Mais déjà une voix se fait entendre. Presque familière, douce, voire doucereuse, qui entame une comptine lente et calme. Mais paroles qui se révèlent moqueries sous couvert de joyeusetés, insultes sous couvert de complainte, et finalement des mains qui se posent sur lui, sans brusquerie, comme si elles comptaient réellement l'aider. Guillaume se laisse faire, il n'a ni la force ni la volonté de résister. Couché, il ne saura rien faire, debout, peut-être a-t-il une chance.

Elle le relève donc, lui ôte la poussière de lèvres qu'elle couvre d'un léger baiser.
« Merci chevalier » conclut-elle même. Le baiser avait presque le goût d'une figue, les paroles ont l'amertume d'une bière mal brassée, germaine. Elle le moque, devant tout le monde. Mais surtout, elle lui offre à comprendre ce qu'il n'avait pas encore réalisé. Tout cela était un immonde traquenard, dressé pour lui, certainement. Mais il n'était pas temps de réfléchir à cela. Il était pris, et par des gens qui savaient ce qu'ils voulaient, sans cela il serait déjà en train de faire le bonheur des charognards des environs. Non, là, il lui réservait autre chose. Dans le calme qui l'entoure, il peut comprendre, saisir tout cela, et enfin penser à ce qui l'entourre. Et ce qui l'entourrait, quelques instants plus tôt, c'était deux frères, un ami et une filleule. Il fallait les protéger, les laisser ignorer de ceux qui le tenaient aujourd'hui entre leurs griffes. Mais ne pas le faire trop visiblement, ne pas demander pitié de leur personne, ne pas révéler qui ils sont, et la valeur qu'ils peuvent avoir.

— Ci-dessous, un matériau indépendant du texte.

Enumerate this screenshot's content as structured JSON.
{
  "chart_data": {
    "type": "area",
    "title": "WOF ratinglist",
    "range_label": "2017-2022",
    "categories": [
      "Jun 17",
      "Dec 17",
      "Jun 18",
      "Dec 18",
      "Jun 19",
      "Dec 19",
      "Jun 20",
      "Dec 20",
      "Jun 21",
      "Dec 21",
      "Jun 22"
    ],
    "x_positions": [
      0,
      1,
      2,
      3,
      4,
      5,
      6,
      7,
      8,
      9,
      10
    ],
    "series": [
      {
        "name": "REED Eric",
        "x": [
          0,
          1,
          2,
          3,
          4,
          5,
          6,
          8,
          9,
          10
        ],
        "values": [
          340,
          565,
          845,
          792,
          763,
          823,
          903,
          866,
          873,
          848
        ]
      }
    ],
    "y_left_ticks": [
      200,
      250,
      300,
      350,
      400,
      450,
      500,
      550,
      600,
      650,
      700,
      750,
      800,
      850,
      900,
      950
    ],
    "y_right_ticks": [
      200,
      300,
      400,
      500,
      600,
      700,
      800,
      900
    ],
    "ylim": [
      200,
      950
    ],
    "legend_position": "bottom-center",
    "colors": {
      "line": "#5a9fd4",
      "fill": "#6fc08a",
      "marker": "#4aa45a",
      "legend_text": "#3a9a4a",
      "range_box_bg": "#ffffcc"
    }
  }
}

Il se mord la lèvre à sang, pour oublier la douleur et se concentrer sur ce qu'il lui restait à faire. Avaler la bile qui emplit sa gorge à chaque déglutition, d'abord. Et répondre, ensuite.


- Mais de rien... damoiselle... Hélas pour vous... vous ne saurez profiter de plus... Aristote qu'il était difficile de parler quand vos os jouaient à « Qui réussira à se retrouver le plus loin de son point de départ? » Mais... vu que visiblement, ce n'est pas ici que vous... avez décidé de me faire finir... mes jours... y allons-nous ou attendez...-vous que la neige... ait fait de vous des... jeux pour enfants...

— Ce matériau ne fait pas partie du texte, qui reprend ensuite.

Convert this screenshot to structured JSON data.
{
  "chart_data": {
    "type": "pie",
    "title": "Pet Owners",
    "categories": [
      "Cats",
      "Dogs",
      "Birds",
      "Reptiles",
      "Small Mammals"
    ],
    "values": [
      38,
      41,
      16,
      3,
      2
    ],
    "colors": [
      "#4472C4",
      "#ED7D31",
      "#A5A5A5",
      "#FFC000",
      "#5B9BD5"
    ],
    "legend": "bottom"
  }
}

Et, comme pour montrer l'exemple, Guillaume porte son regard loin au-delà des hommes rassemblés autour de lui. Détourner leur attention, s'écarter de Zalina et Totox, et peut-être les mettre à la merci de la charge de deux chevaliers de la Licorne. Nouvelle respiration, longue, qui lui fait baisser les yeux. Et regard qui reste baissé, comme par fatigue. Nouvelle respiration, plus longue que la précédente. Mais les yeux sont ouverts, ils fouillent la ceinture de celle qui vient de joindre ses lèvres aux siennes. Hanches bien faites, trop bien faites, désirables si les circonstances avaient été autres. Mais rien. Pas de renflements, pas de bosses sous le cuir de la robe, nulle trace d'une dague, d'un couteau qui eut pu lui servir....

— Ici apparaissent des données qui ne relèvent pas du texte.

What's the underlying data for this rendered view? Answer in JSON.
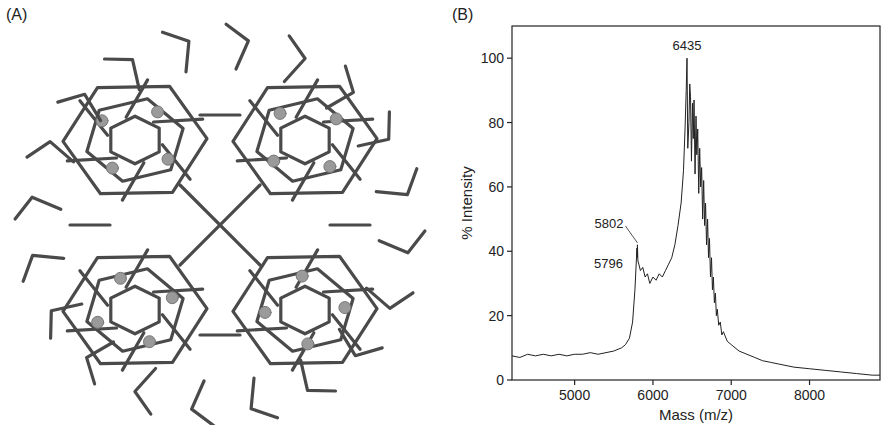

Il est temps de relever le regard, sans effort inutile, de retrouver le visage méprisant de ses adversaires du jour. Ils l'avaient bien joué. Comme de juste il avait fondu sur eux, seule technique qu'il pensait efficace. Mais rien n'avait été comme prévu. On l'attendait, les coups avaient été trop bien évités, il aurait du comprendre, voir que seule la fuite l'aurait sorti de ce guet-apens. Mais il n'avait rien vu, les yeux fixés sur la mort qu'il se préparait à répandre. Et à l'instant, il en payait le prix, ridicule si cela n'avait été qu'à lui d'en verser le solde, bien trop élevé lorsqu'il y avait impliqué Zalina et Totox. Quoiqu'il arrive, jamais il ne se le pardonnerait. Mourir pour le Roy, perdre sa vie pour la France, c'était une chose, se retrouver percés de coups pour une erreur du Grand Maistre, voila ce qu'il ne voulait voir arriver.

Accélérer, il fallait accélérer, ne pas leur laisser le temps de réfléchir, prendre l'initiative, les forcer à suivre ce que lui décidait, alors qu'il n'avait déjà plus tous ses esprits, et qu'il sentait de plus en plus sa tête lui tourner.


« Vous me voulez, vous m'avez... Mais si vous restez ici, vous allez avoir un... cadavre sur les bras... Et ça, ça vaut rien... Même pas de quoi... se réchauffer la nuit... » Regard qui se porte, serait-ce une lueur de malice qui y brille faiblement ?, vers la fausse troussée.